From Where I Sit – #@%$#@ Telus

Every so often people are horrified by a disgruntled employee who goes postal. Let’s just say, I’m one disgruntled customer who could go telus at any moment.

Let me set the stage. While I’ve been slower than some to embrace the technology, I’ve accepted the fact that I can either get onto the information highway or I can be road-kill. It is one or the other, so I’ve chosen to embrace the technology. I now have an e-commerce website. I make writing submissions via email. I do research on the Internet. I also live on a farm near Andrew, Alberta. Telus is my only choice for telephone service provider. They provide me with an email account that is not web-based. If Telus has a problem — I’ve got a problem.

I should’ve kept a log of who I talked to and what they said since I began calling tech support every few days since March 31st. First, a person has to get through that psycho-recorded menu message with an oh-so-patient woman who just wants to help. I’ve taken to screaming “agent “? tech support — dial-up” like a crazy person just so I don’t have to listen to her asinine questions and cheerful attitude. I’ve called at least eight times for help. That’s not counting the times I try to send and receive email, get an error message and just give up.

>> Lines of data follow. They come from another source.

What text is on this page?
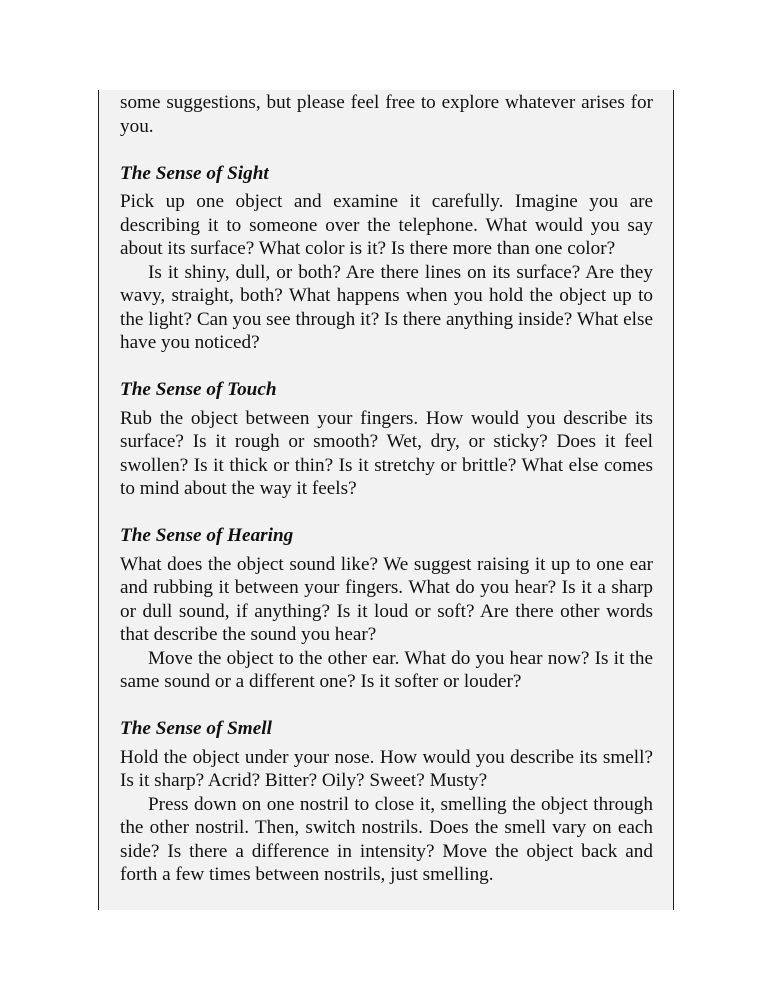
some suggestions, but please feel free to explore whatever arises for you.

The Sense of Sight

Pick up one object and examine it carefully. Imagine you are describing it to someone over the telephone. What would you say about its surface? What color is it? Is there more than one color?

Is it shiny, dull, or both? Are there lines on its surface? Are they wavy, straight, both? What happens when you hold the object up to the light? Can you see through it? Is there anything inside? What else have you noticed?

The Sense of Touch

Rub the object between your fingers. How would you describe its surface? Is it rough or smooth? Wet, dry, or sticky? Does it feel swollen? Is it thick or thin? Is it stretchy or brittle? What else comes to mind about the way it feels?

The Sense of Hearing

What does the object sound like? We suggest raising it up to one ear and rubbing it between your fingers. What do you hear? Is it a sharp or dull sound, if anything? Is it loud or soft? Are there other words that describe the sound you hear?

Move the object to the other ear. What do you hear now? Is it the same sound or a different one? Is it softer or louder?

The Sense of Smell

Hold the object under your nose. How would you describe its smell? Is it sharp? Acrid? Bitter? Oily? Sweet? Musty?

Press down on one nostril to close it, smelling the object through the other nostril. Then, switch nostrils. Does the smell vary on each side? Is there a difference in intensity? Move the object back and forth a few times between nostrils, just smelling.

I suspect these tech support people get more training in defusing angry customers, repeating the same scripted answers, and giving as little information as possible, than they do on actual tech stuff. I am a cool, calm and collected personality type who doesn’t believe in shooting the messenger or blaming the wrong person for a problem. However, do not lie to me, don’t take me for a fool, don’t BS me, and do not use my name three times in each sentence. Just fix the damn thing and tell me the truth!

Here’s the routine. Describe the problem. Go into Outlook Express tools, properties, servers and change the outgoing server from smtp to mail (or vice versa depending on the day and person helping me). Grill me about my virus protection and try to blame it on that. Tell me to use web-mail at mytelus.net. Only when I get an edge in my voice do some of the these workers admit that Telus’ server was down, work is progressing, yes service is intermittent in my area, and it should be back in order by the end of the week. That I can accept and live with. Then I know it’s not me or my computer. We all suffer equally. Let’s not play the game of tinkering with the settings and suggesting web-mail is the answer to my prayers just to shut me up and get me off of the line. Tell me the truth. And fix the damn problem! And get those tech people off valium!

I tried to get high-speed service installed to ease the web surfing frustration and lost connections. However, I learned the 40-year-old row of spruce trees between me and the tower makes it impossible at this time. Some days road kill doesn’t look so bad, from where I sit.